Les deux fois où il va me recroiser, la première, je suis ivre morte et je fais n’importe quoi sous le regard indulgent de Rodrigue. La seconde – après m’être fait jeter par mes potes parce que je suis un peu plus infernale que d’habitude – je suis assise à côté de celui qui me prend en charge et qui me ramènera quelques heures après à Bordeaux. Car j’ai décidé d’aller vivre à Bordeaux sur un coup de tête. Je vais quitter Paris, je confond géographie et psychologie. Je sais juste que je suis dans un état d’épuisement nerveux effarant. Il faut que je me repose, surtout ne pas aimer, me reposer, sinon je vais y laisser la peau. C’est peut-être la période de ma vie où j’ai été la plus jolie mais le paradoxe était lourd à porter : jamais je ne m’étais sentie aussi moche à l’intérieur, jamais je ne m’étais autant haïe. On m’a souvent dit à cette époque que j’avais l’air d’un ange. A l’intérieur, c’était l’enfer.

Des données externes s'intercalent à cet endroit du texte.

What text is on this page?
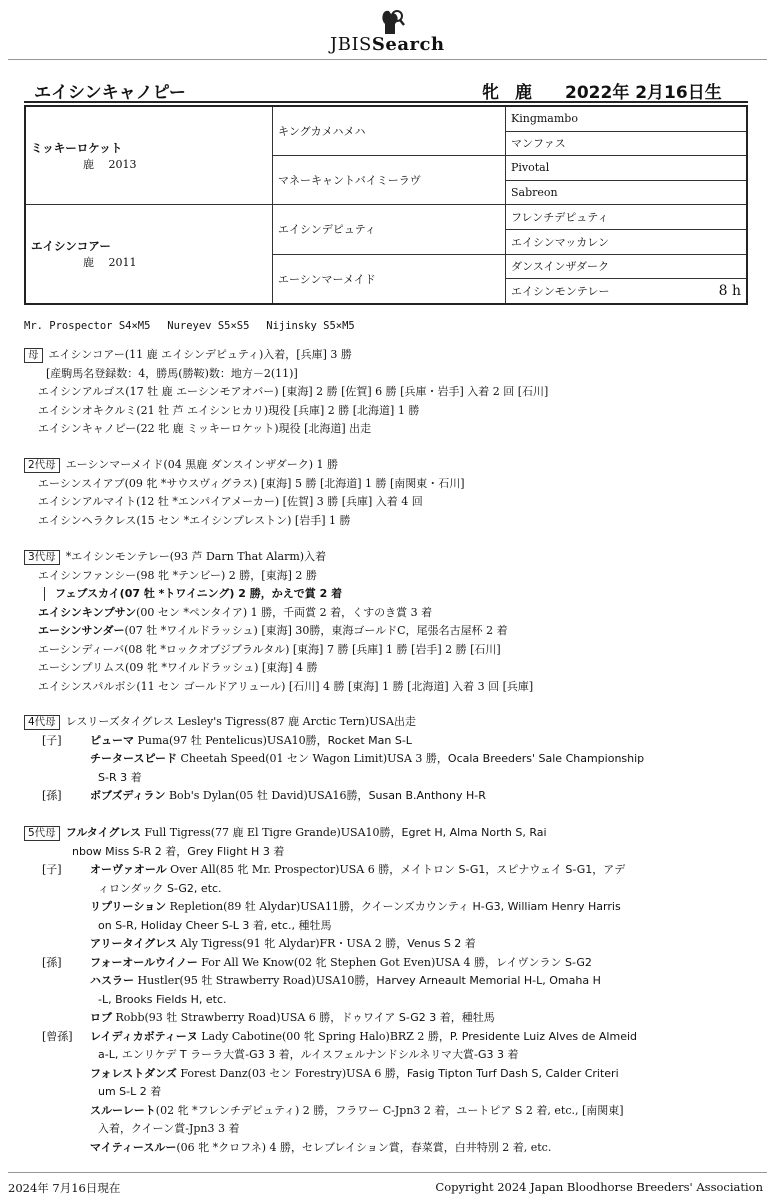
JBISSearch
エイシンキャノピー	牝 鹿 2022年 2月16日生
ミッキーロケット
鹿　 2013	キングカメハメハ	Kingmambo
		マンファス
	マネーキャントバイミーラヴ	Pivotal
		Sabreon
エイシンコアー
鹿　 2011	エイシンデピュティ	フレンチデピュティ
		エイシンマッカレン
	エーシンマーメイド	ダンスインザダーク
		エイシンモンテレー 8 h
Mr. Prospector S4×M5　 Nureyev S5×S5　 Nijinsky S5×M5
母 エイシンコアー(11 鹿 エイシンデピュティ)入着，[兵庫] 3 勝
[産駒馬名登録数：4，勝馬(勝鞍)数：地方－2(11)]
エイシンアルゴス(17 牡 鹿 エーシンモアオバー) [東海] 2 勝 [佐賀] 6 勝 [兵庫・岩手] 入着 2 回 [石川]
エイシンオキクルミ(21 牡 芦 エイシンヒカリ)現役 [兵庫] 2 勝 [北海道] 1 勝
エイシンキャノピー(22 牝 鹿 ミッキーロケット)現役 [北海道] 出走
2代母 エーシンマーメイド(04 黒鹿 ダンスインザダーク) 1 勝
エーシンスイアブ(09 牝 *サウスヴィグラス) [東海] 5 勝 [北海道] 1 勝 [南関東・石川]
エイシンアルマイト(12 牡 *エンパイアメーカー) [佐賀] 3 勝 [兵庫] 入着 4 回
エイシンヘラクレス(15 セン *エイシンプレストン) [岩手] 1 勝
3代母 *エイシンモンテレー(93 芦 Darn That Alarm)入着
エイシンファンシー(98 牝 *テンビー) 2 勝，[東海] 2 勝
フェブスカイ(07 牡 *トワイニング) 2 勝，かえで賞 2 着
エイシンキンプサン(00 セン *ペンタイア) 1 勝，千両賞 2 着，くすのき賞 3 着
エーシンサンダー(07 牡 *ワイルドラッシュ) [東海] 30勝，東海ゴールドC，尾張名古屋杯 2 着
エーシンディーバ(08 牝 *ロックオブジブラルタル) [東海] 7 勝 [兵庫] 1 勝 [岩手] 2 勝 [石川]
エーシンプリムス(09 牝 *ワイルドラッシュ) [東海] 4 勝
エイシンスパルボシ(11 セン ゴールドアリュール) [石川] 4 勝 [東海] 1 勝 [北海道] 入着 3 回 [兵庫]
4代母 レスリーズタイグレス Lesley's Tigress(87 鹿 Arctic Tern)USA出走
[子]	ピューマ Puma(97 牡 Pentelicus)USA10勝，Rocket Man S-L
チータースピード Cheetah Speed(01 セン Wagon Limit)USA 3 勝，Ocala Breeders' Sale Championship
S-R 3 着
[孫]	ボブズディラン Bob's Dylan(05 牡 David)USA16勝，Susan B.Anthony H-R
5代母 フルタイグレス Full Tigress(77 鹿 El Tigre Grande)USA10勝，Egret H, Alma North S, Rai
nbow Miss S-R 2 着，Grey Flight H 3 着
[子]	オーヴァオール Over All(85 牝 Mr. Prospector)USA 6 勝，メイトロン S-G1，スピナウェイ S-G1，アデ
ィロンダック S-G2, etc.
リプリーション Repletion(89 牡 Alydar)USA11勝，クイーンズカウンティ H-G3, William Henry Harris
on S-R, Holiday Cheer S-L 3 着, etc., 種牡馬
アリータイグレス Aly Tigress(91 牝 Alydar)FR・USA 2 勝，Venus S 2 着
[孫]	フォーオールウイノー For All We Know(02 牝 Stephen Got Even)USA 4 勝，レイヴンラン S-G2
ハスラー Hustler(95 牡 Strawberry Road)USA10勝，Harvey Arneault Memorial H-L, Omaha H
-L, Brooks Fields H, etc.
ロブ Robb(93 牡 Strawberry Road)USA 6 勝，ドゥワイア S-G2 3 着，種牡馬
[曾孫] レイディカボティーヌ Lady Cabotine(00 牝 Spring Halo)BRZ 2 勝，P. Presidente Luiz Alves de Almeid
a-L, エンリケデ T ラーラ大賞-G3 3 着，ルイスフェルナンドシルネリマ大賞-G3 3 着
フォレストダンズ Forest Danz(03 セン Forestry)USA 6 勝，Fasig Tipton Turf Dash S, Calder Criteri
um S-L 2 着
スルーレート(02 牝 *フレンチデピュティ) 2 勝，フラワー C-Jpn3 2 着，ユートピア S 2 着, etc., [南関東]
入着，クイーン賞-Jpn3 3 着
マイティースルー(06 牝 *クロフネ) 4 勝，セレブレイション賞，春菜賞，白井特別 2 着, etc.
2024年 7月16日現在	Copyright 2024 Japan Bloodhorse Breeders' Association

Il me regarde, assise près de Rodrigue. Ce qu’il y a dans son regard, je ne sais le décrire. Presque amoureux. Ou presque indifférent. Presque blessé. Presque moqueur. Presque ému. Presque blasé.
Je suis partie. Je me suis entêtée sur mes projets bordelais… Et je ne l’ai jamais revu.

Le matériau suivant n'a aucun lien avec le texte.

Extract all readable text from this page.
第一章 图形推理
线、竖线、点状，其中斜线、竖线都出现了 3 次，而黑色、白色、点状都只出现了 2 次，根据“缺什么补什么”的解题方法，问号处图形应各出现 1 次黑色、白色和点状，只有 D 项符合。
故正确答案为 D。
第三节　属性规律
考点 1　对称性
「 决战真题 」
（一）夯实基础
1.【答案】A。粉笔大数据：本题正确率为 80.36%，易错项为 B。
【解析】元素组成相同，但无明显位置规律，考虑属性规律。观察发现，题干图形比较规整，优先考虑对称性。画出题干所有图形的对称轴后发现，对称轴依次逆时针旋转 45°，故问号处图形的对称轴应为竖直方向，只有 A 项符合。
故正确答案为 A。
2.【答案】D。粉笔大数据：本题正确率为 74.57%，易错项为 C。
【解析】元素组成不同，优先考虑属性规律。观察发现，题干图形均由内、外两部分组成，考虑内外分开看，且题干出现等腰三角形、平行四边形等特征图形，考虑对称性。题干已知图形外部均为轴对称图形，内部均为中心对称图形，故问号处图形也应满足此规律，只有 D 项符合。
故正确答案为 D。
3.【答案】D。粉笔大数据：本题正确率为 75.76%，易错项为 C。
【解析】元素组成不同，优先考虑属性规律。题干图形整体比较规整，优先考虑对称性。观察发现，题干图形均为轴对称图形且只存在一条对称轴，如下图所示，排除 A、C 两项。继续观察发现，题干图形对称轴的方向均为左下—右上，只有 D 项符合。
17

Ça fait 14 ans qu’il ne se passe pas un mois sans que je ne pense à lui et par ricochet à ce petit garçon. Je ne me souviens même pas de son prénom. Je sais pertinemment que j’ai loupé quelque chose, je le sais au plus profond de mon cœur. A l’époque, je versais dans la facilité, je voulais juste m’amuser, c’était tout ce que j’avais en tête. J’étais lâche quitte à louper une belle rencontre.
On y était presque…
Note du 06 mars 2012 : Peut-être qu’en corrigeant et en republiant ce texte datant de 2009, j’ai le secret espoir, un espoir un peu vain, comme une bouteille à la mer que l’on jette sans trop y croire, qu’un jour il tombe dessus et se reconnaisse. Juste lui dire que je ne l’ai jamais oublié. Et que peut-être….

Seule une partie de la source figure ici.